Il est toutefois une certitude : le nombre d’accidents en un an, connaît une baisse de plus de 50%. C’est que le dynamisme de la gendarmerie, aura non seulement permis au trésor public d’engranger d’importantes dividendes, mais surtout d’éviter à de nombreuses familles, des deuils insensés naguère recensés au kilomètre de nos grandes routes. On l’a encore noté avec satisfaction pendant les périodes de fêtes (noël, nouvel an), ou lors des congés et vacances scolaires.

Vigilance
Qu’on ne s’y trompe pas, passé ces périodes où on assiste très souvent au Cameroun à une augmentation de la demande de transport interurbain, les opérations de sensibilisation et de répression des bérets rouges sont restées permanentes sur nos routes. Sur le terrain, on les voit de jour comme de nuit, sans relâche, s’attaquer aux excès de vitesse, aux surcharges, à l’état vétuste des automobiles, au phénomène d’ébriété, et à celui de transport clandestin que d’aucuns préfèrent appeler clando. Ainsi grâce aux radars et autres moyens de contrôle moderne, les axes desservant Yaoundé-Douala-Bafoussam (surnommés le triangle de la mort) et inversement, sont devenus de plus en plus des moyens de communication et non de mort. Dans la même lancée, un point d’honneur est fait sur le phénomène de la corruption aux différents check-points. Désormais, c’est tout le monde qui doit se conformer aux normes de sécurité.

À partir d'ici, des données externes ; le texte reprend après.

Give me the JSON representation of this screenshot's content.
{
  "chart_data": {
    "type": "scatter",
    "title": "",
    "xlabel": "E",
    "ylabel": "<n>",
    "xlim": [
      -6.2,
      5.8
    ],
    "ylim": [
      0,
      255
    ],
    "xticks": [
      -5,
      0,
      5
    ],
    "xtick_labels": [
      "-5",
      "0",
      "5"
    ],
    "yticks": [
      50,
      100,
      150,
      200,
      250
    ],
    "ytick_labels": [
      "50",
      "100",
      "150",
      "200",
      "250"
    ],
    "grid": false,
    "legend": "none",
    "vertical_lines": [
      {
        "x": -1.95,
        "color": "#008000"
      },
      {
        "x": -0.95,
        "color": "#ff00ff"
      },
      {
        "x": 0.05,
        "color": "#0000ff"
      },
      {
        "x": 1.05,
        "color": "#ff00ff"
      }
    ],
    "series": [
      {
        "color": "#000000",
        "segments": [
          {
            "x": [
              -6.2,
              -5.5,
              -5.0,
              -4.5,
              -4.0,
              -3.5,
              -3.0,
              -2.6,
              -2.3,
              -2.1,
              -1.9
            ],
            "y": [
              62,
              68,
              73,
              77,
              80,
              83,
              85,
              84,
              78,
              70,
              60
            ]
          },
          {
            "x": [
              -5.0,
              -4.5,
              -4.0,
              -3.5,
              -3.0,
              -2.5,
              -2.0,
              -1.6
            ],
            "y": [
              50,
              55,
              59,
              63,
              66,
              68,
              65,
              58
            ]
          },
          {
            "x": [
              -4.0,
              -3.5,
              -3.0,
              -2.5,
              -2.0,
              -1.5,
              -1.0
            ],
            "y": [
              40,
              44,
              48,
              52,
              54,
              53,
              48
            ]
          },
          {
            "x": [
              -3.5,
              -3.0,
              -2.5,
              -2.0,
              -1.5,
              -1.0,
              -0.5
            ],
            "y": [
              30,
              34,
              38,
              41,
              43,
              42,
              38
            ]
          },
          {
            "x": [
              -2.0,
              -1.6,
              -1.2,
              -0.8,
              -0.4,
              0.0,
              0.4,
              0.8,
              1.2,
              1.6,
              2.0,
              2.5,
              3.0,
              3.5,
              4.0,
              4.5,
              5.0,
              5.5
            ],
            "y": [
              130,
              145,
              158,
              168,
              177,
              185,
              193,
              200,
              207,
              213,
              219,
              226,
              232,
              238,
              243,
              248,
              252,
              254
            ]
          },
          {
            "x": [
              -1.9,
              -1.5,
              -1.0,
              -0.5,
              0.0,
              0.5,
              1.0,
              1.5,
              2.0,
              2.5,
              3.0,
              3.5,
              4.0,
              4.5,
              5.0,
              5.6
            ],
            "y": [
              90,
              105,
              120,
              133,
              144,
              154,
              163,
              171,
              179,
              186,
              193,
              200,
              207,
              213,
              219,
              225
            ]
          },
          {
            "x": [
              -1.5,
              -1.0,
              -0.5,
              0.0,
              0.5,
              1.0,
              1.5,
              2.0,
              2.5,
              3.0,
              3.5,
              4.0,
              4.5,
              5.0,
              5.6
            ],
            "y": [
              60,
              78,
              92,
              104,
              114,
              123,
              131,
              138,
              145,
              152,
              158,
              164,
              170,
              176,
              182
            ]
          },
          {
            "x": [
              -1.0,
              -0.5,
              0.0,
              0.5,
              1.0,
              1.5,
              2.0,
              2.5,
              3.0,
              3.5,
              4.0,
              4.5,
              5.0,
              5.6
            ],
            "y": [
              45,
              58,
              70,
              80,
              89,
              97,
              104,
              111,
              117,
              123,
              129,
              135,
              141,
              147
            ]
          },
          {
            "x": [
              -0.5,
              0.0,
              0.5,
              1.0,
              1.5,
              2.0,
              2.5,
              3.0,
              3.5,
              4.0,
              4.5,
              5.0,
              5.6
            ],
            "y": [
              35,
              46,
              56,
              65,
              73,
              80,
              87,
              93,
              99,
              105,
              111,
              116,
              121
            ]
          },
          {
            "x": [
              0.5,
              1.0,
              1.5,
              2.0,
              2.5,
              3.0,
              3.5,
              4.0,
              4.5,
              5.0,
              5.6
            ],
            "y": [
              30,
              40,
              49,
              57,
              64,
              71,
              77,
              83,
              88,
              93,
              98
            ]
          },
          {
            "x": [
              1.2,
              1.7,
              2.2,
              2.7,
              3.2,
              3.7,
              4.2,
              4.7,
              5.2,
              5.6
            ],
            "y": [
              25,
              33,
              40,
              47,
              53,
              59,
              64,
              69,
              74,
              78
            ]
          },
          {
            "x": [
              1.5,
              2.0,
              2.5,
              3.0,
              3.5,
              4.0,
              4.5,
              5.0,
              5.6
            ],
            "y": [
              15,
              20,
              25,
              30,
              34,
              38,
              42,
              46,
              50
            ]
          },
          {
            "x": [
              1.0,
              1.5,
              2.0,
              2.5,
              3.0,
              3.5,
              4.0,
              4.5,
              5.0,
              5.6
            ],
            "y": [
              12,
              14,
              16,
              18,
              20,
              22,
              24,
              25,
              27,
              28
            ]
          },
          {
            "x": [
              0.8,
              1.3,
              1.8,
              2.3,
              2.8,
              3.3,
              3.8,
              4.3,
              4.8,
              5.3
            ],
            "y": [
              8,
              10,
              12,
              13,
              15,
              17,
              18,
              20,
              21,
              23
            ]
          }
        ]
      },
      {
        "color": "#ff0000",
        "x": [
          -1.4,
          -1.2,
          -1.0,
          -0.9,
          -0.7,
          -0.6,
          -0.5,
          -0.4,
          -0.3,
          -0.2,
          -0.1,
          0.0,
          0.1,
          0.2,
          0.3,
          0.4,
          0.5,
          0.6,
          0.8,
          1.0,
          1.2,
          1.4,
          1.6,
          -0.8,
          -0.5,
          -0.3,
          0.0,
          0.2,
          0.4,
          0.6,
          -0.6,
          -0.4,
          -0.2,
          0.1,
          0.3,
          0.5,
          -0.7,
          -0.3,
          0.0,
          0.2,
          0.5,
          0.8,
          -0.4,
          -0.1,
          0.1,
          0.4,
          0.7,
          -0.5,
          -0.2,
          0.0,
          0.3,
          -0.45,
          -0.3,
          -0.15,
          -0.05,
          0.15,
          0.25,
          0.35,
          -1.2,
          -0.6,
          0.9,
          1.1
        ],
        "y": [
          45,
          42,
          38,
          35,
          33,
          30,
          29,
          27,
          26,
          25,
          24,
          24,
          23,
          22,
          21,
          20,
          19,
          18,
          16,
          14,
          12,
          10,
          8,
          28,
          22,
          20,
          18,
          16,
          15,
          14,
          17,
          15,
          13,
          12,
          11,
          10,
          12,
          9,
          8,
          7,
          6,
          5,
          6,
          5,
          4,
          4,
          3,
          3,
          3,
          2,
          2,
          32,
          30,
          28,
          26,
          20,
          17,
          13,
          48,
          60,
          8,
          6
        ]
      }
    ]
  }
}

Cependant, de manière soutenue, un accent est mis sur les grands axes, notamment Bafoussam-Yaoundé-Douala. La raison ? Au Cameroun, 75% de la demande de transport interurbain est concentrée dans trois régions : le Centre (Yaoundé), le Littoral (Douala) et l’Ouest (Bafoussam). Ces régions jouent un rôle prépondérant dans l’économie du pays. Selon les statistiques, le chiffre d’affaires moyen sur le triangle «Yaoundé – Douala – Bafoussam» est estimé à 35,8 milliards de francs Cfa sur la période 2005-2013, soit une croissance annuelle de 5%.
Du coup, dans un secteur libéralisé et donc fortement concurrentiel, de nombreux observateurs estiment avec une bonne dose de lucidité qu’il faudrait, comme c’est le cas avec la nébuleuse Boko Haram, une mobilisation républicaine qui englobe toutes les couches socio-professionnelles et les partis politiques pour soutenir les administrations en charge de la prévention routière, engagés dans la lutte contre l’insécurité sur la voie publique. « Si tout le pays se mobilise pour soutenir l’armée et pour soutenir la population qui fait l’objet des attaques de Boko Haram, pourquoi ne le ferait-on pas pour limiter les hécatombes sur nos routes ? », propose d’ailleurs un usager de la route, qui par ailleurs souhaite l’intensification de la sécurité routière, aujourd’hui considérée comme une action de salut public, surtout que la peur du gendarme commence véritablement à s’installer dans nos habitudes. Malgré le sentiment de relâchement éprouvé ces derniers temps par les populations.